ライフセーバー側にどんどん権限移譲してドローン活用の新しいリクエストが出てきたときにドローン産業側が解決策を提供していくということがあるべき姿だと考えている。
救助機材レスチューブを持つ南副代表
海岸の監視・救助にドローンを活用…というとすぐにでもできそうなイメージを持つ方もいるかも知れないが、実際に運用するとなるといろいろな問題が出てくる。海水浴場開設が見送られたとはいえ人が行き交う海水浴場での離着陸は安全管理が大切なのはもちろんのこと、ドローンで上空から監視していたとしてもドローンパイロットには遊泳している人が危険な状況にあることを認識すること自体が難しく、また、それにどのようにアプローチしたらよいかという判断はなおさら難易度が高い。

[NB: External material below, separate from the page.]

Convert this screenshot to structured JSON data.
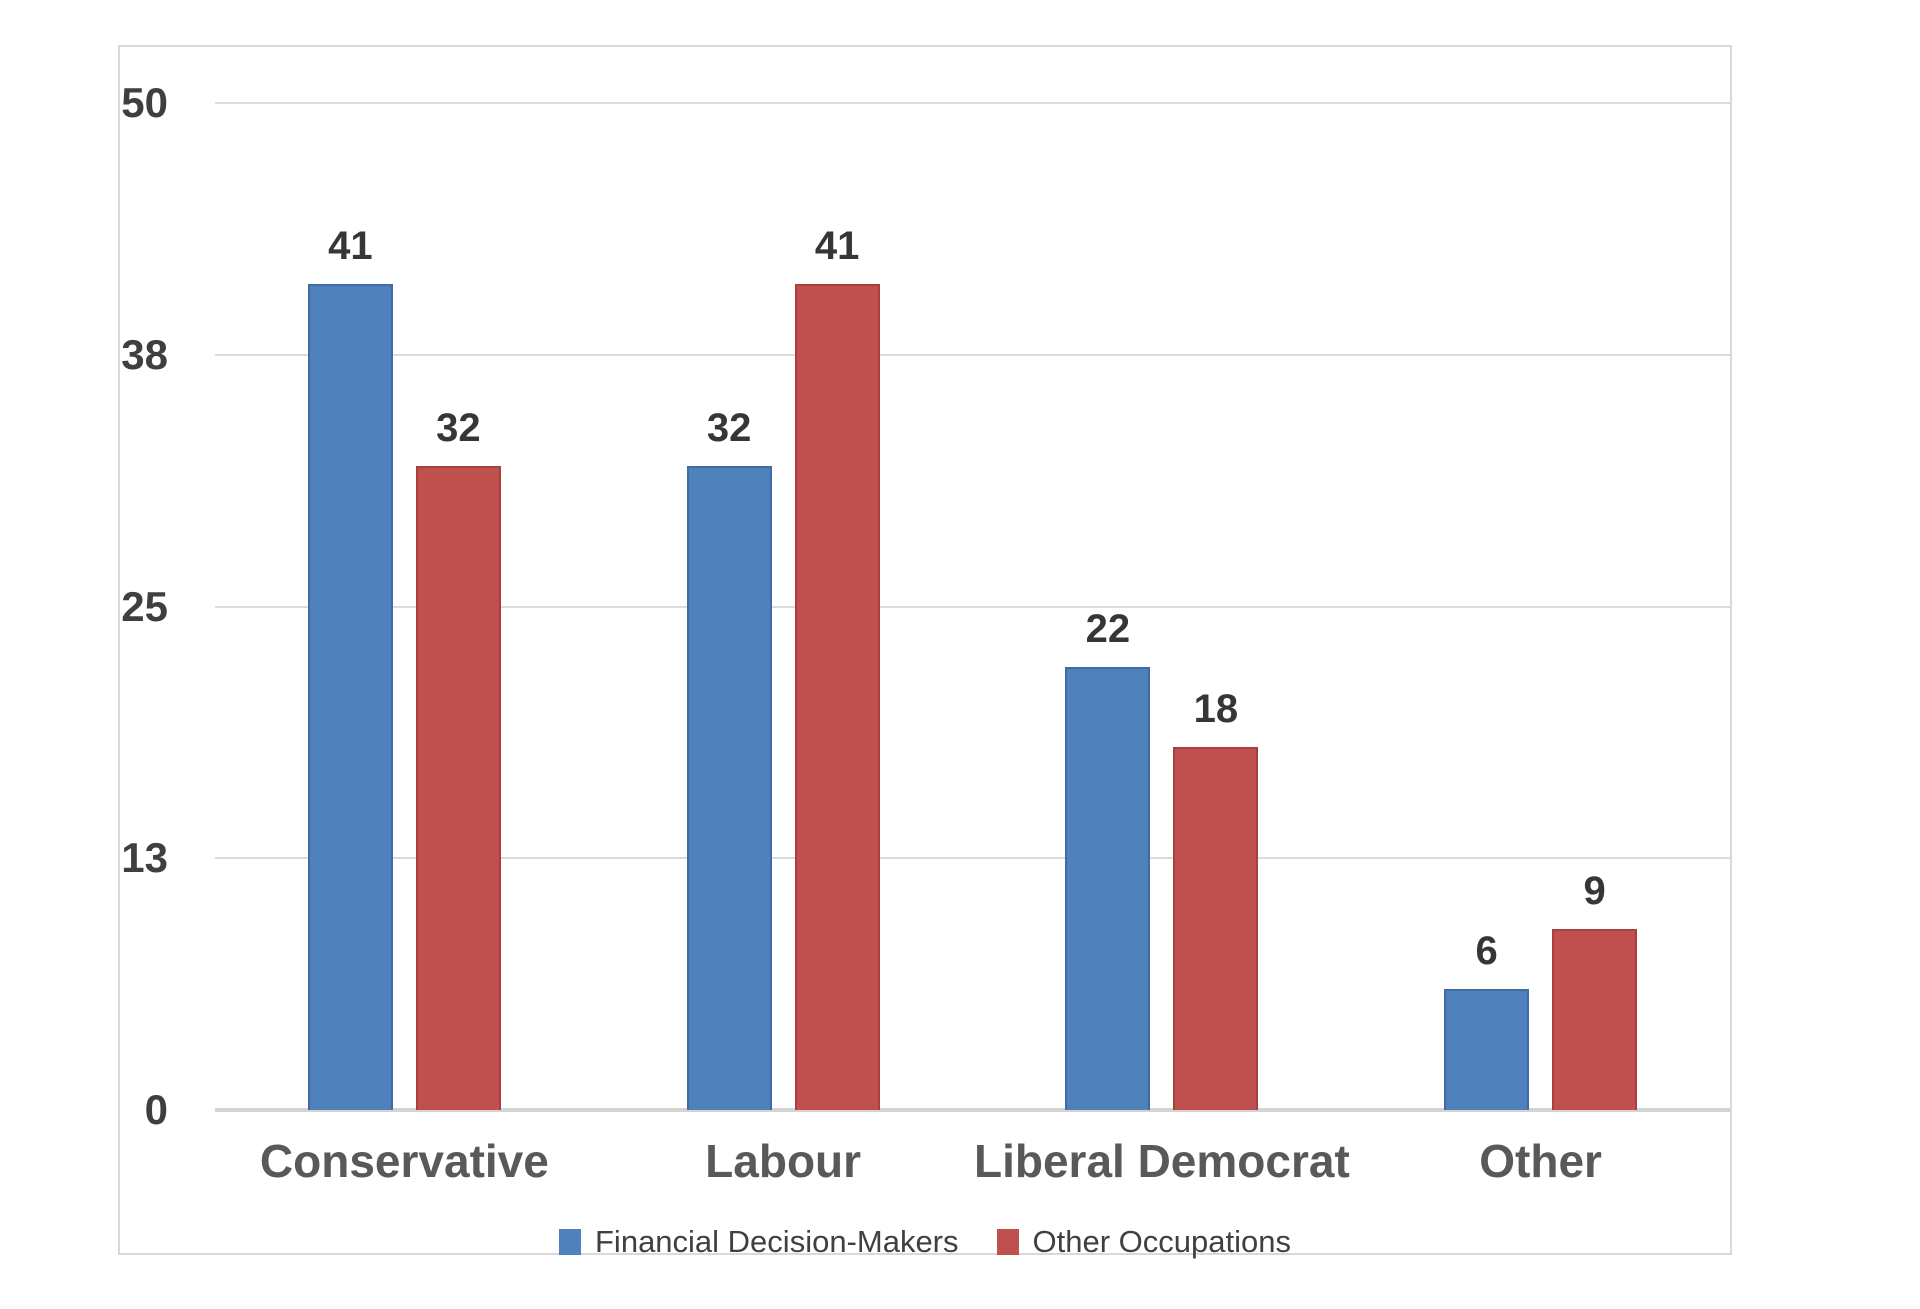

今回のプロジェクトでは、ライフセーバーチームとドローンチームが連携してそれらの対応に当たるとのことだが、人の命に関わる専門性の高いセンシティブな判断が求められることは間違いなく、ブリーフィングでは点検や空撮現場とはまた違った緊張感のようなものが感じられた。
ライフセーバー×ドローンの取り組みの利点や課題は19日間の取り組みの中でまだまだたくさん見えてくることがあるはず。日本初のこの取り組みはまだ始まったばかりだ。